El General Perón durante un discurso, con López Rega a su derecha e Isabelita a su izquierda.

En poco tiempo, como dominaba cuestiones de esoterismo, se convirtió también en una especie de jefe espiritual de Isabelita. La esposa de Perón retornó a Madrid llevando con ella a su nuevo “gurú”. La política argentina, ya marcada por sus excentricidades, entró entonces en mode excentricidades-esotéricas, lo que ayudaría a causar muchas muertes en el país durante los años siguientes. 

Los nombramientos influenciados por el astrólogo

En 1973, el régimen militar del general Alejandro Lanusse autorizó la realización de elecciones. En las urnas, ganó el peronista Héctor Cámpora con el slogan “Cámpora al gobierno, Perón al poder”. Desde Madrid, Perón exigió que su secretario personal y astrólogo fuese nombrado ministro del nuevo presidente. Cámpora accedió.

López Rega había planeado detalladamente su desembarco en el poder. Primero, casó a su hija Norma con Raúl Lastiri, un político desconocido. Pero, por ser el nuevo yerno de su querido astrólogo, Perón indicó a Lastiri a la presidencia de la Cámara de Diputados.

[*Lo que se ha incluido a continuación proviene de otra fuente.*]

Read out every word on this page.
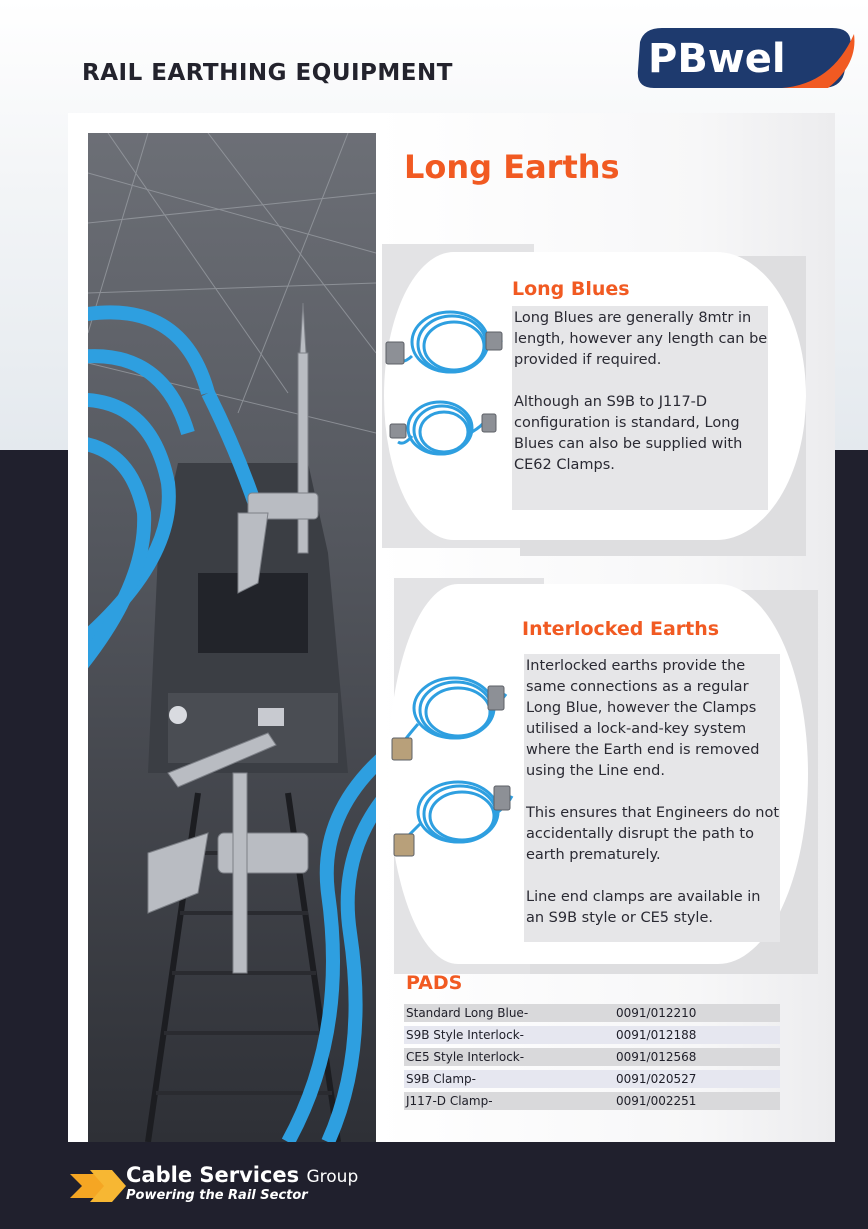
RAIL EARTHING EQUIPMENT	PBwel
Long Earths
Long Blues

Long Blues are generally 8mtr in length, however any length can be provided if required.

Although an S9B to J117-D configuration is standard, Long Blues can also be supplied with CE62 Clamps.

Interlocked Earths

Interlocked earths provide the same connections as a regular Long Blue, however the Clamps utilised a lock-and-key system where the Earth end is removed using the Line end.

This ensures that Engineers do not accidentally disrupt the path to earth prematurely.

Line end clamps are available in an S9B style or CE5 style.

PADS
Standard Long Blue-	0091/012210
S9B Style Interlock-	0091/012188
CE5 Style Interlock-	0091/012568
S9B Clamp-	0091/020527
J117-D Clamp-	0091/002251
Cable Services Group
Powering the Rail Sector
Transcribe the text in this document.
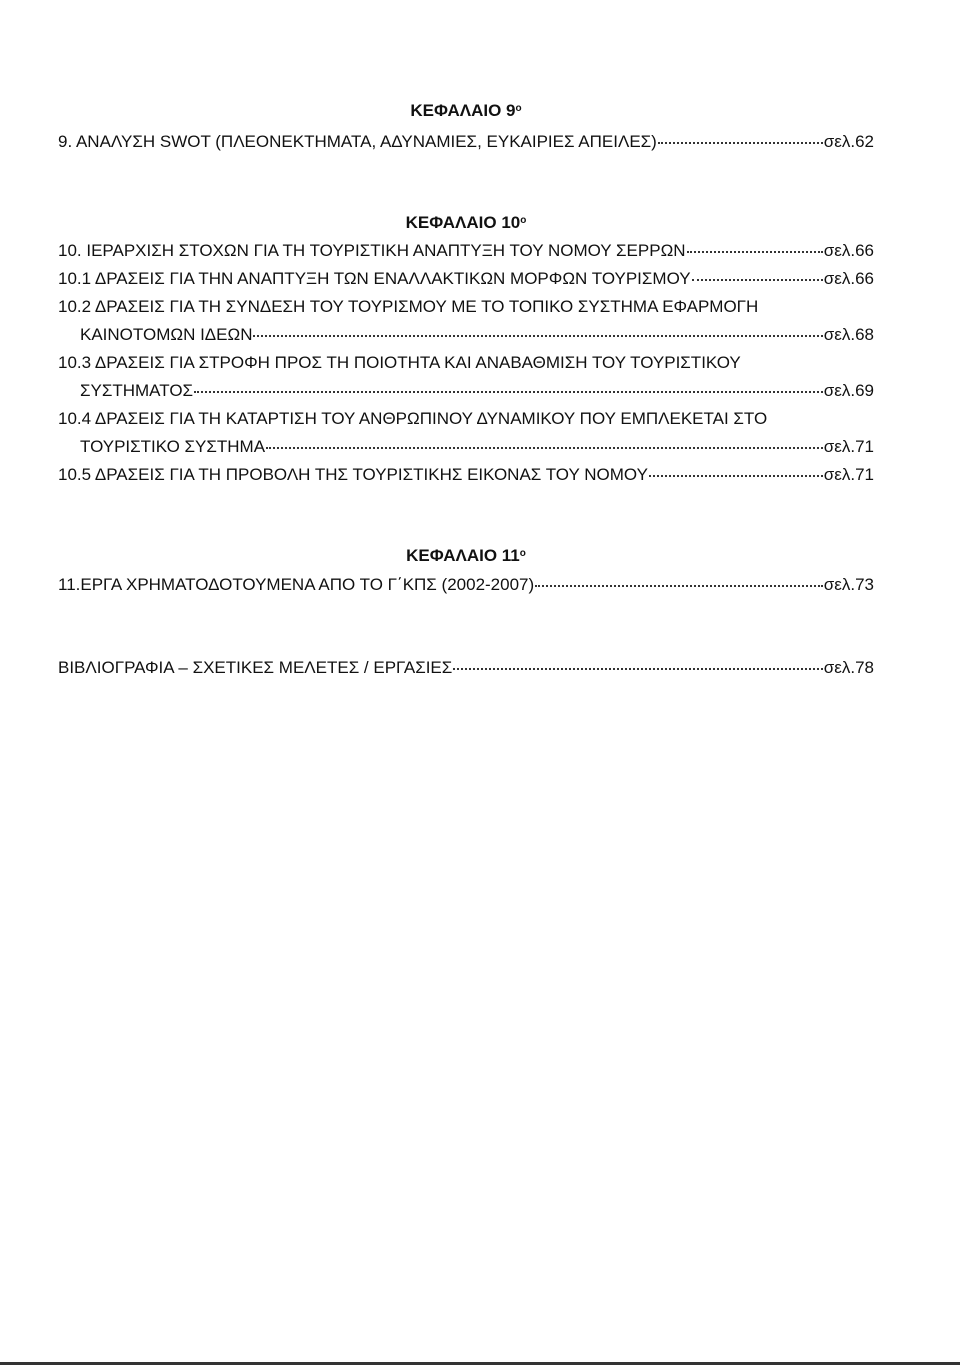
ΚΕΦΑΛΑΙΟ $9^o$
9. ΑΝΑΛΥΣΗ SWOT (ΠΛΕΟΝΕΚΤΗΜΑΤΑ, ΑΔΥΝΑΜΙΕΣ, ΕΥΚΑΙΡΙΕΣ ΑΠΕΙΛΕΣ)	σελ.62
ΚΕΦΑΛΑΙΟ $10^o$
10. ΙΕΡΑΡΧΙΣΗ ΣΤΟΧΩΝ ΓΙΑ ΤΗ ΤΟΥΡΙΣΤΙΚΗ ΑΝΑΠΤΥΞΗ ΤΟΥ ΝΟΜΟΥ ΣΕΡΡΩΝ	σελ.66
10.1 ΔΡΑΣΕΙΣ ΓΙΑ ΤΗΝ ΑΝΑΠΤΥΞΗ ΤΩΝ ΕΝΑΛΛΑΚΤΙΚΩΝ ΜΟΡΦΩΝ ΤΟΥΡΙΣΜΟΥ	σελ.66
10.2 ΔΡΑΣΕΙΣ ΓΙΑ ΤΗ ΣΥΝΔΕΣΗ ΤΟΥ ΤΟΥΡΙΣΜΟΥ ΜΕ ΤΟ ΤΟΠΙΚΟ ΣΥΣΤΗΜΑ ΕΦΑΡΜΟΓΗ
ΚΑΙΝΟΤΟΜΩΝ ΙΔΕΩΝ	σελ.68
10.3 ΔΡΑΣΕΙΣ ΓΙΑ ΣΤΡΟΦΗ ΠΡΟΣ ΤΗ ΠΟΙΟΤΗΤΑ ΚΑΙ ΑΝΑΒΑΘΜΙΣΗ ΤΟΥ ΤΟΥΡΙΣΤΙΚΟΥ
ΣΥΣΤΗΜΑΤΟΣ	σελ.69
10.4 ΔΡΑΣΕΙΣ ΓΙΑ ΤΗ ΚΑΤΑΡΤΙΣΗ ΤΟΥ ΑΝΘΡΩΠΙΝΟΥ ΔΥΝΑΜΙΚΟΥ ΠΟΥ ΕΜΠΛΕΚΕΤΑΙ ΣΤΟ
ΤΟΥΡΙΣΤΙΚΟ ΣΥΣΤΗΜΑ	σελ.71
10.5 ΔΡΑΣΕΙΣ ΓΙΑ ΤΗ ΠΡΟΒΟΛΗ ΤΗΣ ΤΟΥΡΙΣΤΙΚΗΣ ΕΙΚΟΝΑΣ ΤΟΥ ΝΟΜΟΥ	σελ.71
ΚΕΦΑΛΑΙΟ $11^o$
11.ΕΡΓΑ ΧΡΗΜΑΤΟΔΟΤΟΥΜΕΝΑ ΑΠΟ ΤΟ Γ΄ΚΠΣ (2002-2007)	σελ.73
ΒΙΒΛΙΟΓΡΑΦΙΑ – ΣΧΕΤΙΚΕΣ ΜΕΛΕΤΕΣ / ΕΡΓΑΣΙΕΣ	σελ.78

El matrimonio Perón con su mayordomo, ministro y astrólogo José “El Brujo” López Rega.

Pocos meses después, luego del fin del exilio de Perón, y durante los preparativos del viejo caudillo para volver definitivamente a Buenos Aires, López Rega articuló la renuncia de Cámpora y su vice, y envió al presidente del Senado, que sería el siguiente en la línea de sucesión presidencial, a un inexplicable viaje a África.

En 1974, El Brujo visitó en Trípoli a Muammar Gaddafi, con quien firmó un acuerdo oficial para intercambiar petróleo por productos agrícolas.

Así, el yerno del astrólogo, el presidente de la Cámara de Diputados, Lastiri, se ubicó como el primero en la línea de sucesión y asumió la presidencia provisoria de la República. Lastiri llamó a nuevas elecciones, Perón se eligió presidente y se terminó la denominada “Primavera Camporista”.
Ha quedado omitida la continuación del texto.